Der Extremkletterer Alexander Huber hat zusammen mit seinem älteren Bruder Thomas Berggeschichte geschrieben: Die „Huberbuam“ haben neue Dimensionen im Klettern und Bergsteigen erschlossen, ungezählte Rekorde an den steilsten Wänden der Welt erstellt. Unsere Redakteurin hat den 52-Jährigen vor dem Lockdown beim Klettern begleitet und ihn nach seinem Umgang mit der Angst gefragt.

Wann hatten Sie das letzte Mal Angst?

Gestern. Ich saß auf dem Mountainbike und hatte Angst, die Kurve nicht zu kriegen.

Sie reden nicht lange um ein Gefühl herum, das jeder kennt, aber kaum einer zugibt.

Andere benutzen nur andere Worte. Ein Chef beispielsweise spricht vom „Respekt“ vor einer Entscheidung, nie von der Angst vor ihr. Dabei ist Respekt in diesem Zusammenhang nur ein Synonym. Aber von Angst kann er ja nicht sprechen, denn der Begriff ist längst stigmatisiert. Die „German Angst“ ist ein fester Begriff im Englischen und bezeichnet eine ganz neue Dimension der Angst.

Bergsteiger Alexander Huber im Herbst 2020 an der Bergstation Jenner.

Als Kletterer kennen Sie sich in diesen Dimensionen wohl aus.

Bergsteigen ist eine brandheiße Sache. Wer dort ans Limit geht, der geht auch mit seiner Angst ans Limit. Und das ist gut so.

Warum das denn?

Weil es vernünftig ist, dass der Mensch Angst vor dem Abgrund hat. Ein Vogel muss das nicht haben – der Mensch schon. Die Natur ist mit Gefahren verbunden, deshalb ist die Angst schon immer überlebensnotwendig. Wir brauchen sie, um vorsichtig zu sein, um in Habachtstellung zu gehen.

Das klingt, als wäre die Angst für Sie eine gute Freundin.

Das ist sie! Die Angst ist ein Warnsignal, ohne das wir verloren wären. Wenn man sie spürt, heißt es: „Setz dich mit der Situation auseinander! Überleg gut, was du tust, aber lauf nicht davon.“

Sie halten gerade tatsächlich ein Plädoyer fürs Angsthaben...

Ja. Weil wir sie oft nicht fühlen wollen und wegschieben. Selbstverantwortliches Handeln wird in unserer Gesellschaft immer mehr ausgeblendet, wir sind in jeder Hinsicht versichert, abgesichert, lassen uns vieles zusichern. Anstatt des Einzelnen übernimmt oft die Gesellschaft die Gefahrensicherung.
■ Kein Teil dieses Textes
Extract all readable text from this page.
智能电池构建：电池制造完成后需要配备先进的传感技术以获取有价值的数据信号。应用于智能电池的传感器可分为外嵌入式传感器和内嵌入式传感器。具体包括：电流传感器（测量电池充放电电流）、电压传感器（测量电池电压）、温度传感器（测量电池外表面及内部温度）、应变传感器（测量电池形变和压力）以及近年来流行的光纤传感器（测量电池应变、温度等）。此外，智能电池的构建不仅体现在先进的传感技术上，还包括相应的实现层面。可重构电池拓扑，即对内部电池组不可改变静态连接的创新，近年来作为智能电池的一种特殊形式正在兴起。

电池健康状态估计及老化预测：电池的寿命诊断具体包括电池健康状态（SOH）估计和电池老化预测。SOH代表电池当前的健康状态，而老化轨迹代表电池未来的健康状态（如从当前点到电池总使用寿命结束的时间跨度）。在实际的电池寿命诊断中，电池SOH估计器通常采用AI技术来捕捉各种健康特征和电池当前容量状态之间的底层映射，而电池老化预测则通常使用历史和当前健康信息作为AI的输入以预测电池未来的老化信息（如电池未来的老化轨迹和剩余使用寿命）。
So werden Risiken gering gehalten...

Aber so steht die Angst doch auch in keiner Relation. Wenn ich mich um sonst nichts sorgen muss, keinen Hunger, keine Kälte, keine Geldnot, keine Gefahren kenne – dann verselbstständigen sich Ängste. Dann entwickelt sich oft eine meist völlig grundlose und irrationale Angst vor Krankheit, Krebs, Existenznot. Das ist die Krux: Wir sind eine sehr ängstliche Gesellschaft geworden.

Gab es das früher nicht?

Nein. Früher wurde jeder Einzelne gebraucht: Wer auf einem Bauernhof arbeitete, war den ganzen Tag gefordert. Er hatte keine Zeit zum Grübeln, sondern für viel Arbeit, analoge Aufgaben und Herausforderungen. Heute haben wir eine digitale Welt, mit der viele überfordert sind. Es wäre besser, deutlich zu entschleunigen: Mit diesem Tempo, das wir drauf haben, fahren wir am Rand dessen, was wir leisten können.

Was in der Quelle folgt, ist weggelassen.